第60章 生きて帰還
岩肌は濡れ、無数の亀裂が光を吸い込んでいた。
佐久間遼は水中ライトを掲げ、慎重に浮力を調整しながら狭い通路を進む。ヘルメットに反響する自分の呼吸音が、まるで心臓の鼓動と同調するかのように重く響いた。
――生きて帰る。それだけを考える。
頭の中で繰り返す言葉は、隊員全員の共通認識だった。
「I do everything I can not to die while diving.(潜っている間、死なないためにできることをすべてやる)」
それは教科書の格言でも、英雄的な誓いでもない。ただ現場に生き残る者たちの実感だった。
背後ではマーカス・ケルナーが、赤いガイドラインを指でなぞり、確認の合図を送る。ラインは唯一の命綱。視界がゼロになっても、これさえあれば帰還できる。彼の几帳面な動きは冷酷に見えるが、実際には命を繋ぐための祈りに等しかった。

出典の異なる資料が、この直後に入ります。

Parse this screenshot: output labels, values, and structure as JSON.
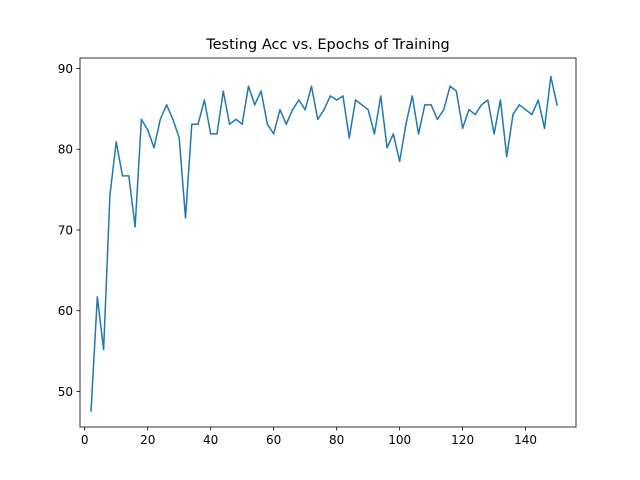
{
  "chart_data": {
    "type": "line",
    "title": "Testing Acc vs. Epochs of Training",
    "xlabel": "",
    "ylabel": "",
    "xlim": [
      -1.5,
      156
    ],
    "ylim": [
      45.6,
      91.3
    ],
    "xticks": [
      0,
      20,
      40,
      60,
      80,
      100,
      120,
      140
    ],
    "yticks": [
      50,
      60,
      70,
      80,
      90
    ],
    "grid": false,
    "line_color": "#1f77b4",
    "series": [
      {
        "x": [
          2,
          4,
          6,
          8,
          10,
          12,
          14,
          16,
          18,
          20,
          22,
          24,
          26,
          28,
          30,
          32,
          34,
          36,
          38,
          40,
          42,
          44,
          46,
          48,
          50,
          52,
          54,
          56,
          58,
          60,
          62,
          64,
          66,
          68,
          70,
          72,
          74,
          76,
          78,
          80,
          82,
          84,
          86,
          88,
          90,
          92,
          94,
          96,
          98,
          100,
          102,
          104,
          106,
          108,
          110,
          112,
          114,
          116,
          118,
          120,
          122,
          124,
          126,
          128,
          130,
          132,
          134,
          136,
          138,
          140,
          142,
          144,
          146,
          148,
          150
        ],
        "values": [
          47.6,
          61.7,
          55.2,
          74.3,
          80.9,
          76.7,
          76.7,
          70.4,
          83.7,
          82.4,
          80.2,
          83.7,
          85.5,
          83.7,
          81.4,
          71.5,
          83.1,
          83.1,
          86.1,
          81.9,
          81.9,
          87.2,
          83.1,
          83.7,
          83.1,
          87.8,
          85.5,
          87.2,
          83.1,
          81.9,
          84.9,
          83.1,
          84.9,
          86.1,
          84.9,
          87.8,
          83.7,
          84.9,
          86.6,
          86.1,
          86.6,
          81.4,
          86.1,
          85.5,
          84.9,
          81.9,
          86.6,
          80.2,
          81.9,
          78.5,
          83.1,
          86.6,
          81.9,
          85.5,
          85.5,
          83.7,
          84.9,
          87.8,
          87.2,
          82.6,
          84.9,
          84.3,
          85.5,
          86.1,
          81.9,
          86.1,
          79.1,
          84.3,
          85.5,
          84.9,
          84.3,
          86.1,
          82.6,
          89.0,
          85.5
        ]
      }
    ]
  }
}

さらに後方で、アリヤ・ハサン博士が岩肌にライトを当て、メモを取っていた。
「この層……沈殿物が厚い。もし骨があるなら、この下に眠っている可能性が高い。」
彼女の声はレギュレーター越しにくぐもっていたが、その熱意は仲間たちを前へと押し出す力になった。

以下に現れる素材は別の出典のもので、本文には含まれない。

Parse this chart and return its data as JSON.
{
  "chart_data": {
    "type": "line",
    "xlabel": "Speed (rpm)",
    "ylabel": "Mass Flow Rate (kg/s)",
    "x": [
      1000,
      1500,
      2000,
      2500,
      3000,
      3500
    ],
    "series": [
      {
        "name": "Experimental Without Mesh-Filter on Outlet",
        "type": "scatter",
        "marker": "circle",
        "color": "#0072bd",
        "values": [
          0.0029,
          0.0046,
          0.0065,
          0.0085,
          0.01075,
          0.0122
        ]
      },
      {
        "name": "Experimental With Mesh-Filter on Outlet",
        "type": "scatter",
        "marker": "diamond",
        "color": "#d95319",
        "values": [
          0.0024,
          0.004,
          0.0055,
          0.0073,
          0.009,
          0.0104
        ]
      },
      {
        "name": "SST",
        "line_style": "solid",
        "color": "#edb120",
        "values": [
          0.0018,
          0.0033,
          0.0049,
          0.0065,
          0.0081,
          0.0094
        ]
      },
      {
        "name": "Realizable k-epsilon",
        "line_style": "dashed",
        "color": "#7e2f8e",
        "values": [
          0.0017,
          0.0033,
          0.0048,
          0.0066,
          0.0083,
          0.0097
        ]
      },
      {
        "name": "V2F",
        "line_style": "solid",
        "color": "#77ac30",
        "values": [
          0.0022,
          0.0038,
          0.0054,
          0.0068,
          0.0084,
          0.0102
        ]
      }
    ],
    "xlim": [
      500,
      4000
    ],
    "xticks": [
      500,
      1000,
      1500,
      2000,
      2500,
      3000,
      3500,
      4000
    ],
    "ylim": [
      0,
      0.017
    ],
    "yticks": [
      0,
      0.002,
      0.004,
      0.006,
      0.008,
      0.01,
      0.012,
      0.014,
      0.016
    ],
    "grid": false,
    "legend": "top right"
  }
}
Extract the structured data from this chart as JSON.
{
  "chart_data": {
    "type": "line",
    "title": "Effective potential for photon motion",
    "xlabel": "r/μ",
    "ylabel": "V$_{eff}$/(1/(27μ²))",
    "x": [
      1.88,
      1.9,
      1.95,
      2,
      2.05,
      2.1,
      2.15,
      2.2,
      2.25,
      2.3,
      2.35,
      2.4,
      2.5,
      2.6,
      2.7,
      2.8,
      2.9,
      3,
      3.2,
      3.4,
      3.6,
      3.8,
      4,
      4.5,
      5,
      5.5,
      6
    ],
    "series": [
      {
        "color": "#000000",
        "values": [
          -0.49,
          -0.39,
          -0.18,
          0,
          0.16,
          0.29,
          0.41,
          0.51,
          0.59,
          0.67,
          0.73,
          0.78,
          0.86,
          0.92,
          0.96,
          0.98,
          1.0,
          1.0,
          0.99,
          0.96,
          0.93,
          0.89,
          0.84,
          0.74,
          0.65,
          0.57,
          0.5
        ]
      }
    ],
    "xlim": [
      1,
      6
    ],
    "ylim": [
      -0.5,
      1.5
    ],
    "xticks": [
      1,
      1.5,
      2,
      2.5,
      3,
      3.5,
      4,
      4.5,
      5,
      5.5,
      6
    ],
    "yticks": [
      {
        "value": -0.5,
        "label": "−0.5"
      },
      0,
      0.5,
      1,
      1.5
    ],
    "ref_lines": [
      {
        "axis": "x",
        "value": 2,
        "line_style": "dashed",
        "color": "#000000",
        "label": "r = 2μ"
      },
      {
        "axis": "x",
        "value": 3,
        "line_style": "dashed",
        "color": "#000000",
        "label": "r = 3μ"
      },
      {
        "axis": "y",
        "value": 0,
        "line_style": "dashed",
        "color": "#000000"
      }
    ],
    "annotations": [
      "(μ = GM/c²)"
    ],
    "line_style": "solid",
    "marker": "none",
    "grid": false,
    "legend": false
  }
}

ラファエル・オルティスは水槽のような透明バッグを抱え、岩陰を覗き込む。
「盲目魚がいた。結晶の沈着が見られれば、進化の証拠になる……!」
科学者としての好奇心が恐怖を押しのけ、彼の目を輝かせていた。
井上美佳はそんな仲間たちの姿を、カメラ越しに切り取った。ファインダーの中では、光に浮かぶ人影が巨大な地底の闇に溶け込んでいく。彼女は思った——もし誰かがここで帰らぬ人となっても、その瞬間すら記録するのが自分の役割だと。
洞窟の奥へ、彼らはさらに潜る。
圧力は増し、暗闇は深まり、岩の裂け目は人ひとり分しかない狭さに変わっていく。
その緊張の中で、佐久間は心の中で呟いた。
「死なないためにできることを全部やる。それだけが、この闇を越える唯一の方法だ。